In closing, it has long been debated whether PLS is a unique disease or simply a forme fruste of ALS since both diseases affect UMNs and their descending corticospinal tracts. Here, we propose that the molecular pathology in the majority of PLS is distinct from ALS and consists of a TDP-43 and ANXA11 proteinopathy. We acknowledge that our proposed classification of TAP as a distinct molecular pathology requires validation. While it has been shown that TDP-43 and ANXA11 form heteromeric amyloid filaments in TAP type 3, the structure of amyloid filaments in TAP types 1 and 2 is not known [7]. Future efforts to elucidate these filament structures may offer additional clarity into ANXA11-related disorders.

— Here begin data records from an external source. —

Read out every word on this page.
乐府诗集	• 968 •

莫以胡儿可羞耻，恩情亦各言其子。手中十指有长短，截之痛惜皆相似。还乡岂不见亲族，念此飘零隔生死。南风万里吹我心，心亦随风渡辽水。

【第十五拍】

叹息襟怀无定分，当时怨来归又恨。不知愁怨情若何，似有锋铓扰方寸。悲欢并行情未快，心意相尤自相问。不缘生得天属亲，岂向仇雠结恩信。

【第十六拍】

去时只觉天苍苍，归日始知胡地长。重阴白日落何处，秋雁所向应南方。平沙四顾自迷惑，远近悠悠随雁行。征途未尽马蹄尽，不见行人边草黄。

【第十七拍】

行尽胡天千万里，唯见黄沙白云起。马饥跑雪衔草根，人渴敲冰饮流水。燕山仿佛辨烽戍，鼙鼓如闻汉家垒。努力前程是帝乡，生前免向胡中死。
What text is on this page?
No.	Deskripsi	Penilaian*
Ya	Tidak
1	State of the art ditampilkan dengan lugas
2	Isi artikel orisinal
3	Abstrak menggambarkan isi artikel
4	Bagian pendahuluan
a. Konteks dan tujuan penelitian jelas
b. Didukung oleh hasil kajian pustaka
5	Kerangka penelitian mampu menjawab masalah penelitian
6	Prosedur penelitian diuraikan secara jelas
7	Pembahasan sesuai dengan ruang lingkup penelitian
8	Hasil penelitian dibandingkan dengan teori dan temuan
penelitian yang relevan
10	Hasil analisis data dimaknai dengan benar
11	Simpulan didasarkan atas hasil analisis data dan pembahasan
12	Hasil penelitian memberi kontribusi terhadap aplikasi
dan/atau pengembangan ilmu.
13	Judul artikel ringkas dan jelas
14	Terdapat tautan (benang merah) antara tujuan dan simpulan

Overall, this study provides a comprehensive examination of ANXA11 proteinopathy across the spectrum of FTLD and MND, including several major forms of MND pathology, and contributes new insights into the underlying pathology of FTLD-PLS and the many roles of ANXA11 in disease.

Conclusion

The present study revealed that ANXA11 proteinopathy is present in the majority of patients with pathologic PLS and established several distinct clinicopathologic subtypes of a novel molecular pathologic entity, called TDP-43 and ANXA11 proteinopathy (TAP). As PLS was conventionally difficult to identify clinically, these findings suggest that diagnostic and therapeutic strategies targeting ANXA11 may lead to important mechanisms of detection and treatment for patients with PLS.